The load and store functions should also dump a report for the user if the memory check finds an issue with the memory access. The report provides information useful for debugging the error and provides a backtrace that should look familiar if you have seen a kernel oops or panic before. A simple example is shown below:

 BUG: KASAN: slab-out-of-bounds in _copy_from_user+0x51/0x90
 Write of size 19 at addr ffff888230c0d4a0 by task bash/879

 CPU: 3 PID: 879 Comm: bash Tainted: G           O      5.4.0-rc5+ #16
 Hardware name: QEMU Standard PC (Q35 + ICH9, 2009), BIOS ?
\-20190711_202441-buildvm-armv7-10.arm.fedoraproject.org-2.fc31 04/01/2014
 Call Trace:
  ? _copy_from_user+0x51/0x90
  ? _copy_from_user+0x51/0x90
  ? _copy_from_user+0x51/0x90
  test_kasan_write+0x11/0x30 [test_kasan]
  ? proc_reg_unlocked_ioctl+0x150/0x150
  ? __pmd_alloc+0x150/0x150
  ? __audit_syscall_entry+0x18e/0x1f0
  ? ktime_get_coarse_real_ts64+0x46/0x60
  ? security_file_permission+0x66/0x190
  ? __ia32_sys_read+0x40/0x40
  ? up_read+0x10/0x70
  ? do_user_addr_fault+0x3da/0x560
 RIP: 0033:0x7fe39aa3c150
 Code: 73 01 c3 48 8b 0d 20 6d 2d 00 f7 d8 64 89 01 48 83 c8 ff c3\
 66 0f 1f 44 00 00 83 3d 4d ce 2d 00 00 75 10 b8 01 00 00 00 0f 05\
 <48> 3d 01 f0 ff ff 73 31 c3 48 83 ec 08 e8 ee cb 01 00 48 89 04 24
 RSP: 002b:00007fff5b7839d8 EFLAGS: 00000246 ORIG_RAX: 0000000000000001
 RAX: ffffffffffffffda RBX: 0000000000000011 RCX: 00007fe39aa3c150
 RDX: 0000000000000011 RSI: 00007fe39b366000 RDI: 0000000000000001
 RBP: 00007fe39b366000 R08: 000000000000000a R09: 00007fe39b35c740
 R10: 0000000000000022 R11: 0000000000000246 R12: 00007fe39ad14400
 R13: 0000000000000011 R14: 0000000000000001 R15: 0000000000000000

 Allocated by task 894:

 Freed by task 614:

 The buggy address belongs to the object at ffff888230c0d4a0
  which belongs to the cache kmalloc-16 of size 16
 The buggy address is located 0 bytes inside of
  16-byte region [ffff888230c0d4a0, ffff888230c0d4b0)
 The buggy address belongs to the page:
 page:ffffea0008c30340 refcount:1 mapcount:0
mapping:ffff888236403b80 index:0xffff888230c0d9c0
 flags: 0x200000000000200(slab)
 raw: 0200000000000200 ffffea0008b86700 0000001200000012 ffff888236403b80
 raw: ffff888230c0d9c0 0000000080800079 00000001ffffffff 0000000000000000
 page dumped because: kasan: bad access detected

 Memory state around the buggy address:
  ffff888230c0d380: 00 00 fc fc fb fb fc fc fb fb fc fc fb fb fc fc
  ffff888230c0d400: fb fb fc fc fb fb fc fc fb fb fc fc fb fb fc fc
 >ffff888230c0d480: fb fb fc fc 00 06 fc fc fb fb fc fc 00 00 fc fc
  ffff888230c0d500: 00 00 fc fc 00 00 fc fc 00 00 fc fc 00 00 fc fc
  ffff888230c0d580: 00 00 fc fc 00 00 fc fc 00 00 fc fc 00 00 fc fc

Note that the last section of the report includes a hex dump of the associated shadow memory for the access that triggered the error. The line of interest to us in the hex dump is indicated by a >. The exact byte that encodes the 8 byte section the address was located in is indicated by a ^.

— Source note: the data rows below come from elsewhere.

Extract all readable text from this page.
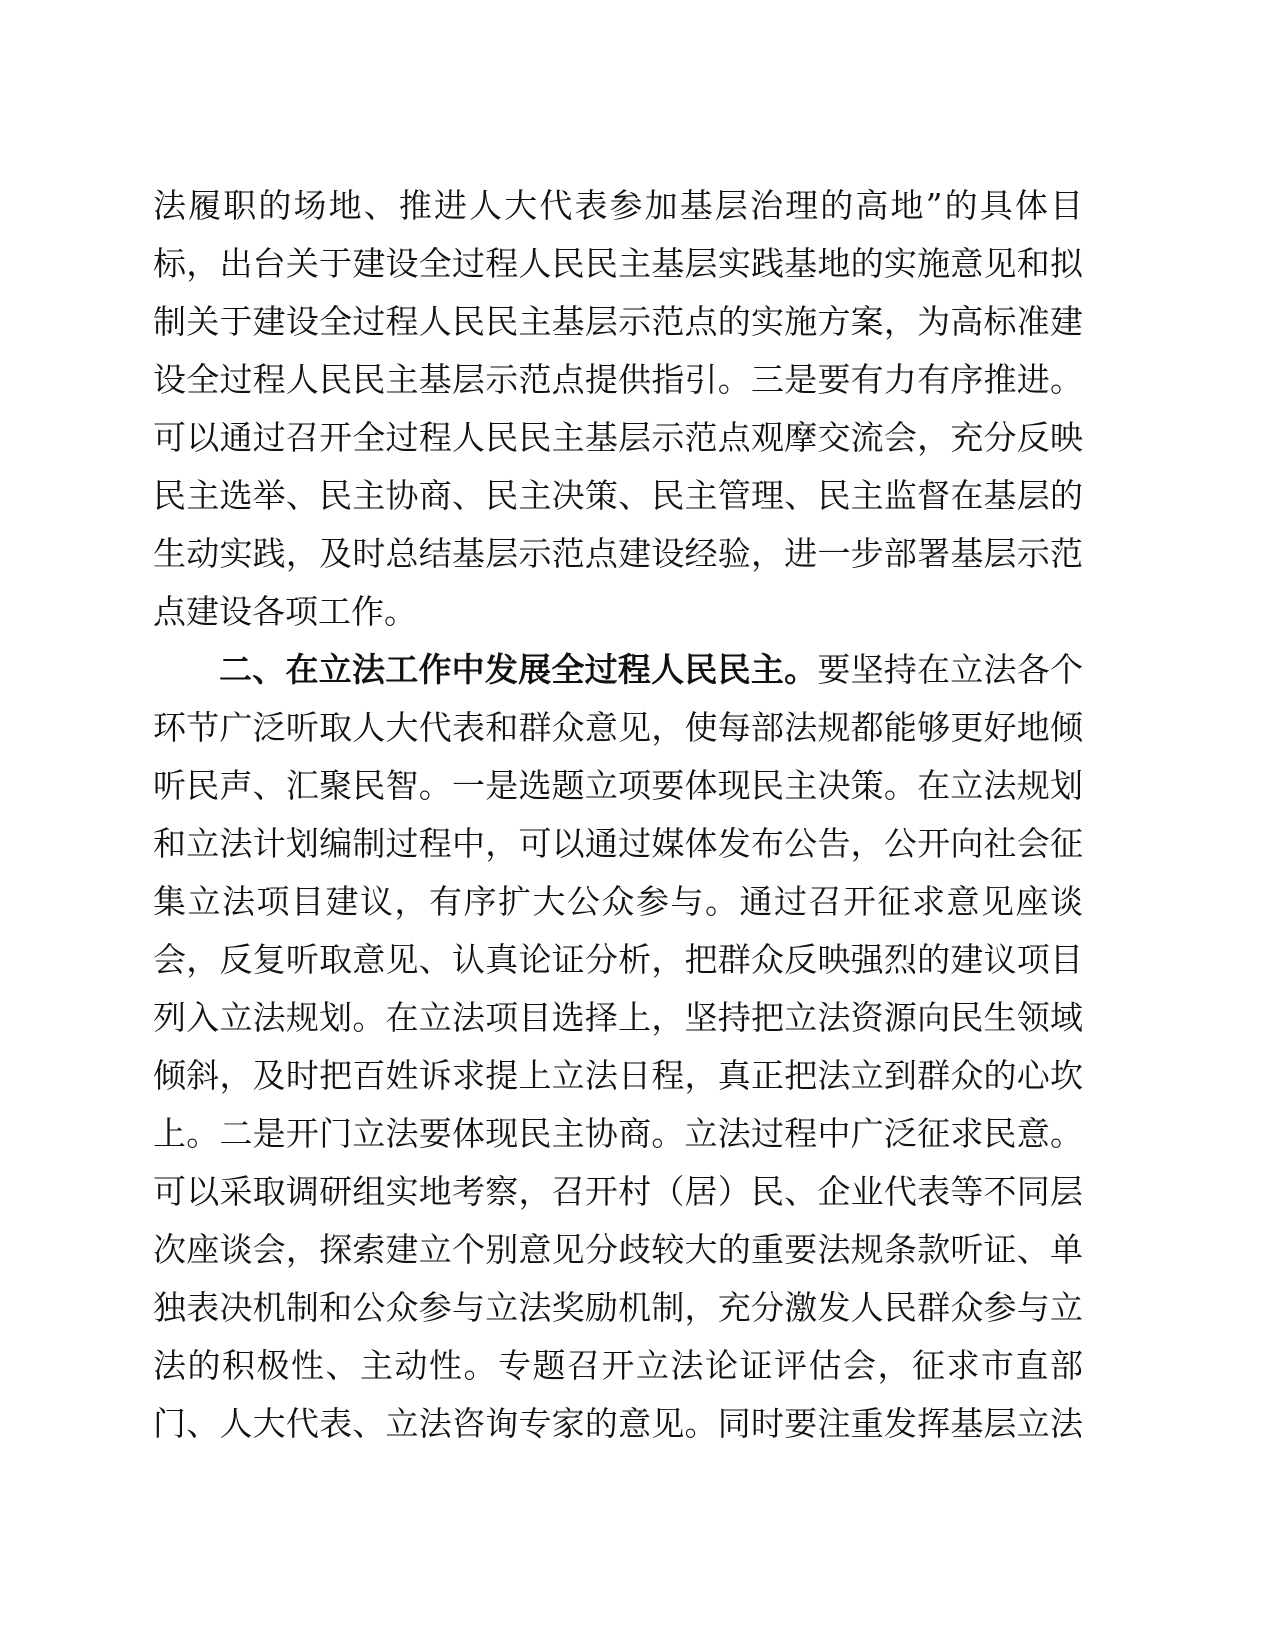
法履职的场地、推进人大代表参加基层治理的高地”的具体目
标，出台关于建设全过程人民民主基层实践基地的实施意见和拟
制关于建设全过程人民民主基层示范点的实施方案，为高标准建
设全过程人民民主基层示范点提供指引。三是要有力有序推进。
可以通过召开全过程人民民主基层示范点观摩交流会，充分反映
民主选举、民主协商、民主决策、民主管理、民主监督在基层的
生动实践，及时总结基层示范点建设经验，进一步部署基层示范
点建设各项工作。
二、在立法工作中发展全过程人民民主。要坚持在立法各个
环节广泛听取人大代表和群众意见，使每部法规都能够更好地倾
听民声、汇聚民智。一是选题立项要体现民主决策。在立法规划
和立法计划编制过程中，可以通过媒体发布公告，公开向社会征
集立法项目建议，有序扩大公众参与。通过召开征求意见座谈
会，反复听取意见、认真论证分析，把群众反映强烈的建议项目
列入立法规划。在立法项目选择上，坚持把立法资源向民生领域
倾斜，及时把百姓诉求提上立法日程，真正把法立到群众的心坎
上。二是开门立法要体现民主协商。立法过程中广泛征求民意。
可以采取调研组实地考察，召开村（居）民、企业代表等不同层
次座谈会，探索建立个别意见分歧较大的重要法规条款听证、单
独表决机制和公众参与立法奖励机制，充分激发人民群众参与立
法的积极性、主动性。专题召开立法论证评估会，征求市直部
门、人大代表、立法咨询专家的意见。同时要注重发挥基层立法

 >ffff888230c0d480: fb fb fc fc 00 06 fc fc fb fb fc fc 00 00 fc fc

We can use this information along with the cause of the error shown in line 2 (Write of size 19 at addr ffff888230c0d4a0) to gain some information about the error.

In the example above, we see the buffer is encoded with the bytes 00 06. This byte sequence encodes an 8 byte region followed by a 6 byte region which would be the encoding for a buffer of 14 bytes in length. This checks with the error provided as a write of size 19 to this buffer would write beyond the end of the buffer.